When planning for most types of surgery, most patients pay more attention to having their ailments addressed before the operation, but are often more concerned with their scars afterwards. Over the years, surgeons have begun to pay more attention to the neatness and placement of incisions before the operation to minimize the size and prominence of the resulting scars. From changing the method of closure and the size of the incision to the ability of the patient to cover the scars with clothing after the fact, scars are typically not as prominent as they used to be. There are several ways to minimize the effects of surgery scars, depending on the type of closure and incision used.


The type of incision closure used is determined by the surgeon and the location of the invasive surgery wound.

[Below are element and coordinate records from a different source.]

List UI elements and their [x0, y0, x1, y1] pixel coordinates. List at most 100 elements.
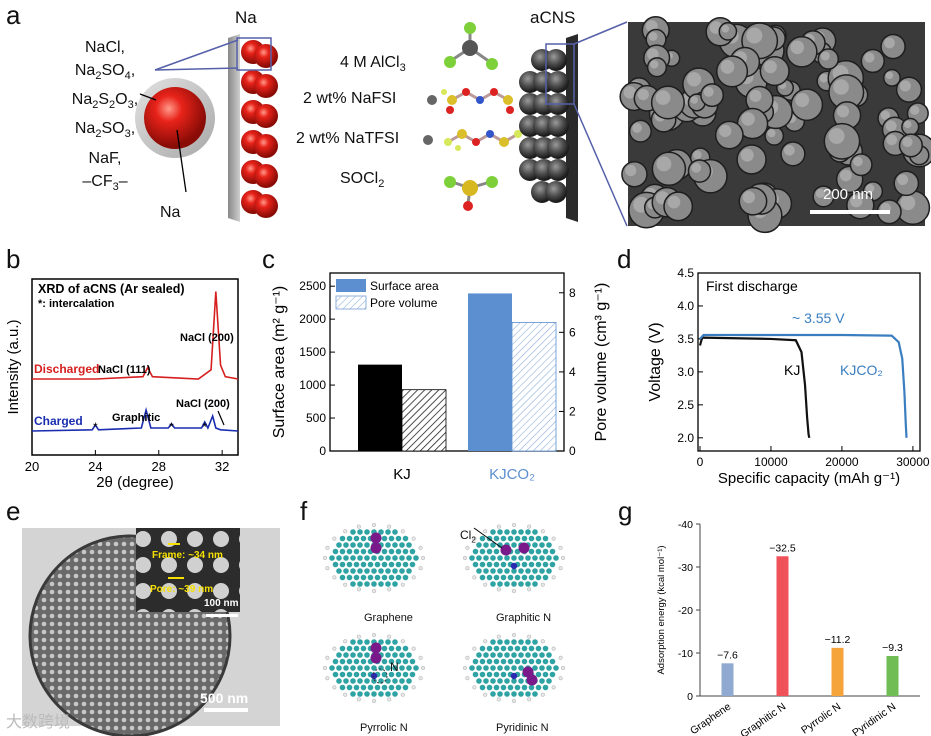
- intercalation-star: *: [169, 420, 174, 434]
- y-tick-label: 4.5: [677, 266, 694, 280]
- hydrogen-atom: [325, 545, 330, 550]
- carbon-atom: [395, 658, 402, 665]
- carbon-atom: [371, 691, 377, 697]
- carbon-atom: [500, 684, 507, 691]
- carbon-atom: [360, 574, 367, 581]
- carbon-atom: [511, 639, 517, 645]
- carbon-atom: [399, 652, 405, 658]
- carbon-atom: [350, 678, 356, 684]
- hydrogen-atom: [411, 685, 416, 690]
- carbon-atom: [472, 548, 479, 555]
- sem-particle-highlight: [880, 110, 890, 120]
- panel-label-c: c: [262, 244, 275, 274]
- carbon-atom: [385, 678, 391, 684]
- hydrogen-atom: [343, 529, 348, 534]
- y-axis-label: Adsorption energy (kcal mol⁻¹): [656, 545, 667, 674]
- carbon-atom: [479, 671, 486, 678]
- carbon-atom: [532, 555, 538, 561]
- y-tick-label: 0: [319, 444, 326, 458]
- hydrogen-atom: [356, 587, 361, 592]
- y2-axis-label: Pore volume (cm³ g⁻¹): [593, 283, 610, 442]
- sem-particle-highlight: [884, 37, 895, 49]
- sem-particle-highlight: [903, 120, 912, 129]
- hydrogen-atom: [371, 698, 377, 704]
- carbon-atom: [385, 542, 391, 548]
- carbon-atom: [385, 529, 391, 535]
- carbon-atom: [546, 568, 552, 574]
- hydrogen-atom: [356, 697, 361, 702]
- chart-title: XRD of aCNS (Ar sealed): [38, 282, 185, 296]
- carbon-atom: [546, 555, 552, 561]
- sem-particle-highlight: [885, 71, 894, 80]
- carbon-atom: [346, 535, 353, 542]
- sem-particle-highlight: [795, 93, 810, 108]
- carbon-atom: [399, 568, 405, 574]
- carbon-atom: [364, 555, 370, 561]
- sem-particle-highlight: [836, 105, 850, 118]
- carbon-atom: [409, 561, 416, 568]
- hydrogen-atom: [483, 582, 488, 587]
- sem-particle-highlight: [740, 148, 754, 162]
- carbon-atom: [549, 548, 556, 555]
- carbon-atom: [493, 658, 500, 665]
- carbon-atom: [497, 542, 503, 548]
- graphene-sheet-2: [322, 632, 426, 704]
- hydrogen-atom: [540, 582, 545, 587]
- natfsi-molecule: [444, 129, 522, 151]
- carbon-atom: [371, 678, 377, 684]
- y2-tick-label: 4: [569, 365, 576, 379]
- carbon-atom: [493, 535, 500, 542]
- salt-item: NaCl,: [84, 39, 125, 56]
- intercalation-star: *: [202, 420, 207, 434]
- hydrogen-atom: [387, 697, 392, 702]
- carbon-atom: [385, 581, 391, 587]
- chlorine-atom: [526, 674, 538, 686]
- bar-graphene: [721, 663, 734, 696]
- sem-particle-highlight: [833, 79, 849, 95]
- carbon-atom: [469, 665, 475, 671]
- hydrogen-atom: [558, 566, 563, 571]
- y2-tick-label: 2: [569, 404, 576, 418]
- carbon-atom: [493, 645, 500, 652]
- carbon-atom: [332, 658, 339, 665]
- panel-label-d: d: [617, 244, 632, 274]
- category-label: KJ: [393, 466, 411, 483]
- carbon-atom: [395, 535, 402, 542]
- carbon-atom: [378, 581, 384, 587]
- carbon-atom: [350, 529, 356, 535]
- y2-tick-label: 8: [569, 286, 576, 300]
- carbon-atom: [413, 555, 419, 561]
- sem-particle-highlight: [623, 86, 637, 99]
- sem-particle-highlight: [864, 52, 875, 63]
- panel-label-f: f: [300, 496, 308, 526]
- chart-title: First discharge: [706, 278, 798, 294]
- carbon-atom: [539, 652, 545, 658]
- carbon-atom: [497, 581, 503, 587]
- na-ion: [427, 95, 437, 105]
- carbon-atom: [504, 691, 510, 697]
- frame-label: Frame: ~34 nm: [152, 550, 223, 561]
- carbon-atom: [385, 639, 391, 645]
- carbon-atom: [497, 529, 503, 535]
- sem-particle-highlight: [910, 105, 920, 115]
- salt-list: NaCl, Na2SO4, Na2S2O3, Na2SO3, NaF, –CF3…: [60, 36, 150, 199]
- hydrogen-atom: [465, 566, 470, 571]
- carbon-atom: [486, 658, 493, 665]
- carbon-atom: [402, 658, 409, 665]
- carbon-atom: [371, 581, 377, 587]
- carbon-atom: [490, 678, 496, 684]
- carbon-atom: [479, 684, 486, 691]
- carbon-atom: [521, 658, 528, 665]
- carbon-atom: [357, 568, 363, 574]
- carbon-atom: [525, 529, 531, 535]
- carbon-atom: [532, 581, 538, 587]
- carbon-atom: [518, 665, 524, 671]
- carbon-atom: [360, 671, 367, 678]
- hydrogen-atom: [400, 582, 405, 587]
- sem-particle-highlight: [819, 73, 829, 83]
- hydrogen-atom: [462, 555, 468, 561]
- chlorine-atom: [370, 542, 382, 554]
- sem-scale-bar: [810, 210, 890, 214]
- carbon-atom: [528, 574, 535, 581]
- na-ion: [423, 135, 433, 145]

Stitches on skin that is affected less by movement and pulling on the incision area may come out in as few as five days and is less likely to have prominent scarring. Tougher skin and surfaces around joints and active body parts, such as the hands, knees and elbows, has a longer stitch removal time to prevent re-opening of the incision and possibility of infection. This also increases chances of a thicker scar, especially at the entry points of the sutures and staples. Incisions can be placed in visual line with wrinkles and other features to appear less prominent.


Sutures, or stitches connect one side of the incision to the other. This helps the surgeon close the wound and prevent infection. Different types of needles and suture material have varying thicknesses and purposes. Stitches that dissolve on their own are more frequently used on the interior levels of the wound, rather than the exterior. Scars are more prominent when dissolving thread is used on the outer surface.


Surgical staples are typically easier to apply than sutures. They are also easier to remove. Staples don’t pull the skin together as tightly as sutures, which often results in a thicker, more pronounced scar.


Wound closure tape is usually reserved for minor cuts and is rarely used on surgical incisions. Tape isn’t strong enough to hold a deep incision closed, causing higher possibility of infection and a wider scar.

Surgery Scar Treatment

Reducing the effects of surgery scars can become more important to a patient when the healing process isn’t as quick or insignificant as first hoped. Surgery scar treatment might include use of antibiotics, keeping the wound free of debris and infection, scar massage, and use of silicone scar gel or sheeting. It’s wise for patients to discuss the alternatives with their doctors before surgery when possible. Planning ahead can affect the location and type of surgical closure method used.